Progress was made on the rectangular peg problem in the 1970s, when a mathematician – Herbert Vaughan – stopped thinking about a rectangle as a set of four points and instead began to think of it as a relationship between two pairs of points. Thus, each rectangle has a midpoint – a place where the four points meet. When it comes to the loop, that point is in the exact middle of any two points on the curve. Vaughan discovered that if one takes a loop, determines all the midpoints between all the pairs of points and plots them on a flat plane, they end up with something unusual.
The result was a Möbius strip, a twisted closed loop that provided researchers with a new object to play around with. Although mathematicians have now been using the Möbius strip in an attempt to solve this problem for several decades, what sets the work completed by Professor Lobb and Professor Greene apart is that they were able to use a modern framework – symplectic geometry. In a recent piece in Quanta Magazine, writer Kevin Hartnett dived into the history of this problem and explained exactly what the two mathematicians did differently.

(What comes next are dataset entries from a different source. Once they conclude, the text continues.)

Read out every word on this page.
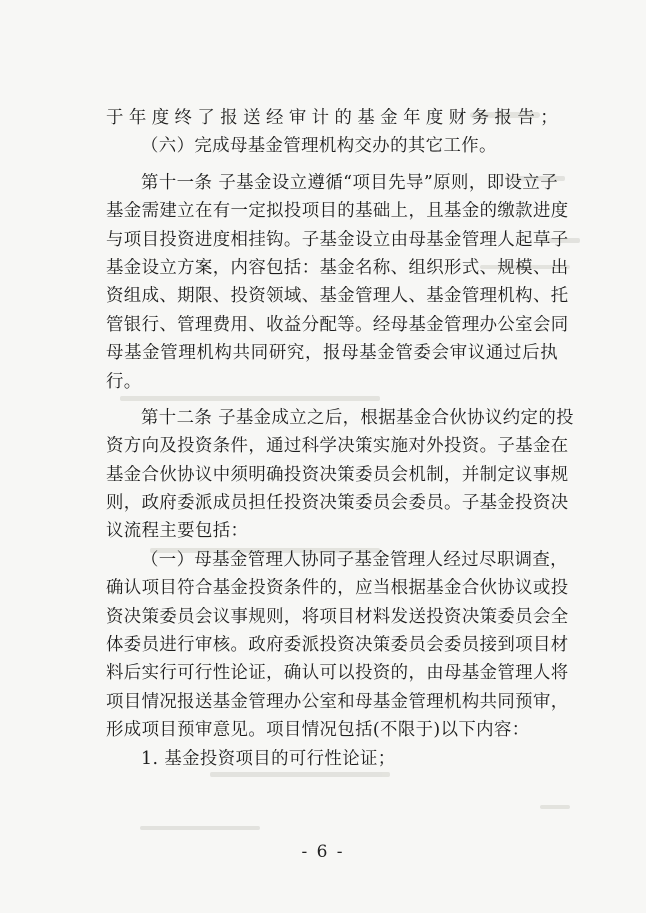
于年度终了报送经审计的基金年度财务报告；
（六）完成母基金管理机构交办的其它工作。
第十一条 子基金设立遵循“项目先导”原则，即设立子
基金需建立在有一定拟投项目的基础上，且基金的缴款进度
与项目投资进度相挂钩。子基金设立由母基金管理人起草子
基金设立方案，内容包括：基金名称、组织形式、规模、出
资组成、期限、投资领域、基金管理人、基金管理机构、托
管银行、管理费用、收益分配等。经母基金管理办公室会同
母基金管理机构共同研究，报母基金管委会审议通过后执
行。
第十二条 子基金成立之后，根据基金合伙协议约定的投
资方向及投资条件，通过科学决策实施对外投资。子基金在
基金合伙协议中须明确投资决策委员会机制，并制定议事规
则，政府委派成员担任投资决策委员会委员。子基金投资决
议流程主要包括：
（一）母基金管理人协同子基金管理人经过尽职调查，
确认项目符合基金投资条件的，应当根据基金合伙协议或投
资决策委员会议事规则，将项目材料发送投资决策委员会全
体委员进行审核。政府委派投资决策委员会委员接到项目材
料后实行可行性论证，确认可以投资的，由母基金管理人将
项目情况报送基金管理办公室和母基金管理机构共同预审，
形成项目预审意见。项目情况包括(不限于)以下内容：
1. 基金投资项目的可行性论证；
- 6 -
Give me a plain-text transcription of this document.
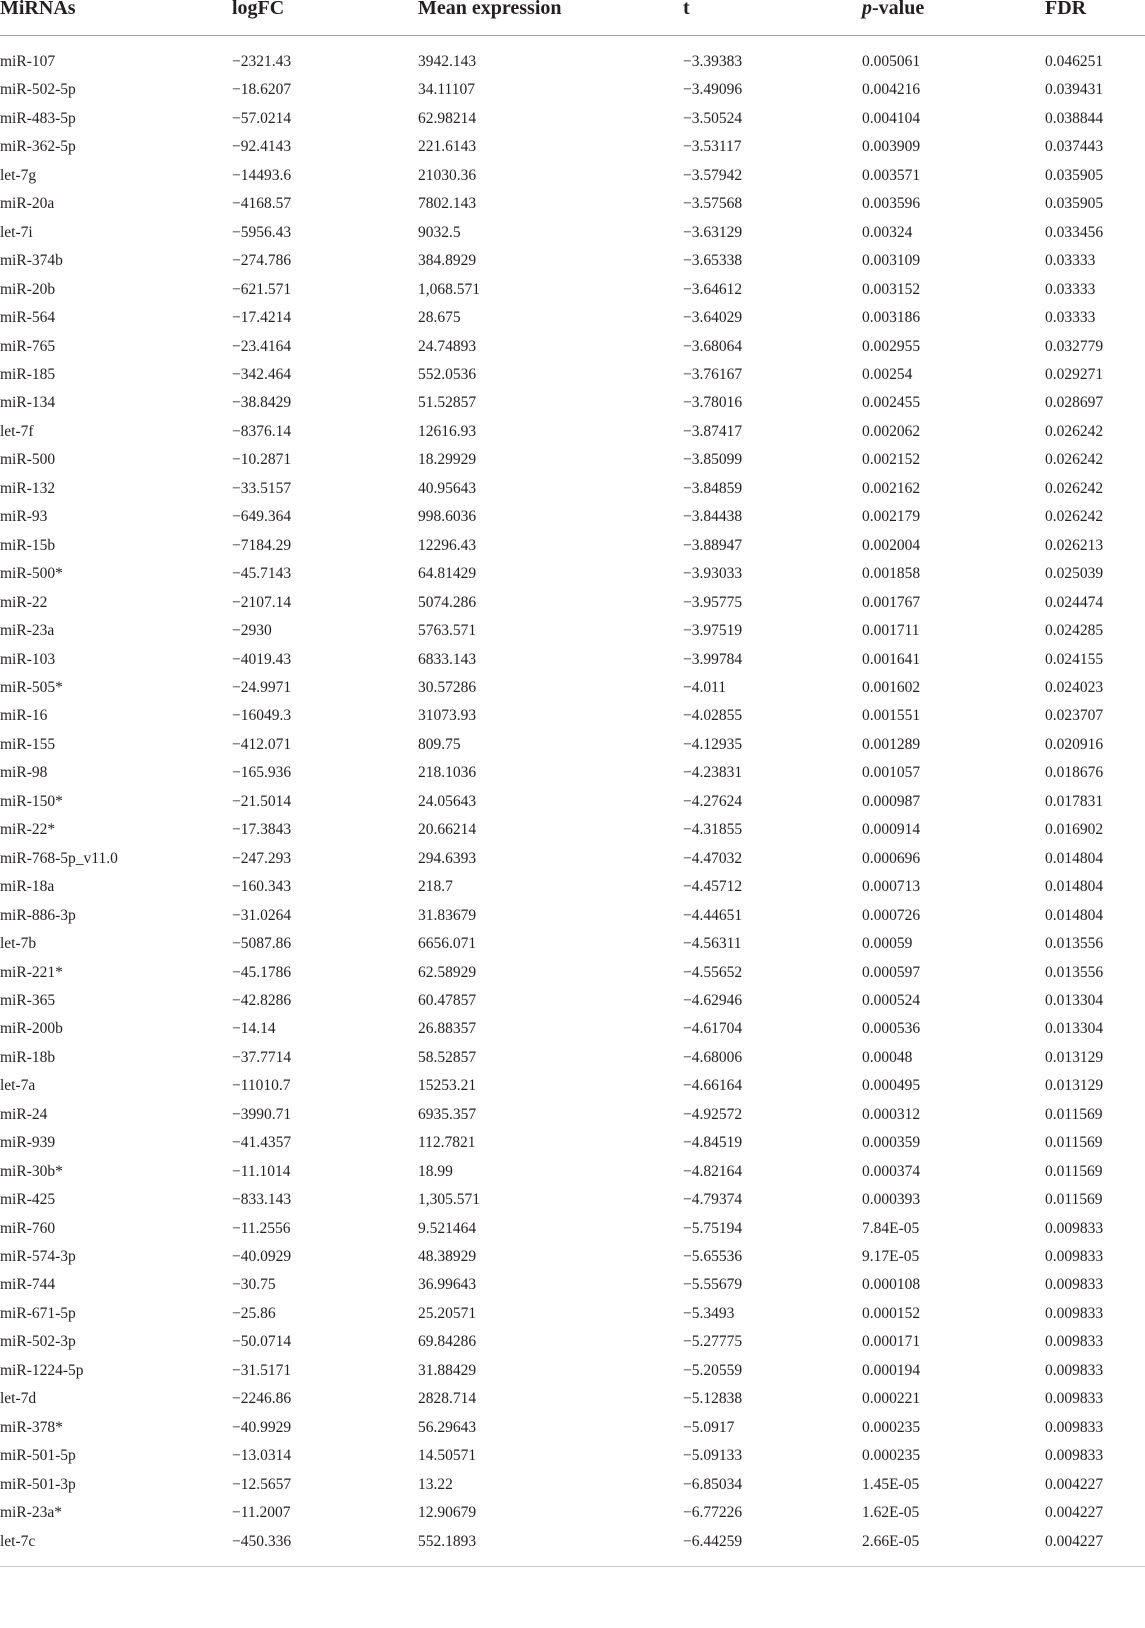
MiRNAs	logFC	Mean expression	t	p-value	FDR
miR-107	−2321.43	3942.143	−3.39383	0.005061	0.046251
miR-502-5p	−18.6207	34.11107	−3.49096	0.004216	0.039431
miR-483-5p	−57.0214	62.98214	−3.50524	0.004104	0.038844
miR-362-5p	−92.4143	221.6143	−3.53117	0.003909	0.037443
let-7g	−14493.6	21030.36	−3.57942	0.003571	0.035905
miR-20a	−4168.57	7802.143	−3.57568	0.003596	0.035905
let-7i	−5956.43	9032.5	−3.63129	0.00324	0.033456
miR-374b	−274.786	384.8929	−3.65338	0.003109	0.03333
miR-20b	−621.571	1,068.571	−3.64612	0.003152	0.03333
miR-564	−17.4214	28.675	−3.64029	0.003186	0.03333
miR-765	−23.4164	24.74893	−3.68064	0.002955	0.032779
miR-185	−342.464	552.0536	−3.76167	0.00254	0.029271
miR-134	−38.8429	51.52857	−3.78016	0.002455	0.028697
let-7f	−8376.14	12616.93	−3.87417	0.002062	0.026242
miR-500	−10.2871	18.29929	−3.85099	0.002152	0.026242
miR-132	−33.5157	40.95643	−3.84859	0.002162	0.026242
miR-93	−649.364	998.6036	−3.84438	0.002179	0.026242
miR-15b	−7184.29	12296.43	−3.88947	0.002004	0.026213
miR-500*	−45.7143	64.81429	−3.93033	0.001858	0.025039
miR-22	−2107.14	5074.286	−3.95775	0.001767	0.024474
miR-23a	−2930	5763.571	−3.97519	0.001711	0.024285
miR-103	−4019.43	6833.143	−3.99784	0.001641	0.024155
miR-505*	−24.9971	30.57286	−4.011	0.001602	0.024023
miR-16	−16049.3	31073.93	−4.02855	0.001551	0.023707
miR-155	−412.071	809.75	−4.12935	0.001289	0.020916
miR-98	−165.936	218.1036	−4.23831	0.001057	0.018676
miR-150*	−21.5014	24.05643	−4.27624	0.000987	0.017831
miR-22*	−17.3843	20.66214	−4.31855	0.000914	0.016902
miR-768-5p_v11.0	−247.293	294.6393	−4.47032	0.000696	0.014804
miR-18a	−160.343	218.7	−4.45712	0.000713	0.014804
miR-886-3p	−31.0264	31.83679	−4.44651	0.000726	0.014804
let-7b	−5087.86	6656.071	−4.56311	0.00059	0.013556
miR-221*	−45.1786	62.58929	−4.55652	0.000597	0.013556
miR-365	−42.8286	60.47857	−4.62946	0.000524	0.013304
miR-200b	−14.14	26.88357	−4.61704	0.000536	0.013304
miR-18b	−37.7714	58.52857	−4.68006	0.00048	0.013129
let-7a	−11010.7	15253.21	−4.66164	0.000495	0.013129
miR-24	−3990.71	6935.357	−4.92572	0.000312	0.011569
miR-939	−41.4357	112.7821	−4.84519	0.000359	0.011569
miR-30b*	−11.1014	18.99	−4.82164	0.000374	0.011569
miR-425	−833.143	1,305.571	−4.79374	0.000393	0.011569
miR-760	−11.2556	9.521464	−5.75194	7.84E-05	0.009833
miR-574-3p	−40.0929	48.38929	−5.65536	9.17E-05	0.009833
miR-744	−30.75	36.99643	−5.55679	0.000108	0.009833
miR-671-5p	−25.86	25.20571	−5.3493	0.000152	0.009833
miR-502-3p	−50.0714	69.84286	−5.27775	0.000171	0.009833
miR-1224-5p	−31.5171	31.88429	−5.20559	0.000194	0.009833
let-7d	−2246.86	2828.714	−5.12838	0.000221	0.009833
miR-378*	−40.9929	56.29643	−5.0917	0.000235	0.009833
miR-501-5p	−13.0314	14.50571	−5.09133	0.000235	0.009833
miR-501-3p	−12.5657	13.22	−6.85034	1.45E-05	0.004227
miR-23a*	−11.2007	12.90679	−6.77226	1.62E-05	0.004227
let-7c	−450.336	552.1893	−6.44259	2.66E-05	0.004227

Essentially, the two mathematicians took the Möbius strip and transported it to another geometric space. It went from a two-dimensional space to a four-dimension space and then to a symplectic four-dimensional space.
When two Möbius strips come together, they form a Klein bottle which, in a three-dimensional space, intersects with itself. However, in the four-dimensional space, the Klein bottle is given enough wiggle room that it doesn’t have to intersect with itself. But, in the symplectic four-dimensional space, the conditions once again mean that the Klein bottle must intersect with itself. This intersection was key to Professor Lobb and Professor Greene solving the rectangular peg problem.
Using this modern framework allowed the two mathematicians to solve a problem that had resisted being solved for over a century. Professor Lobb went on to say that he would encourage mathematicians to go back and look at unsolved theories and questions. “We should think about how we can apply modern day techniques to old problems,” he said.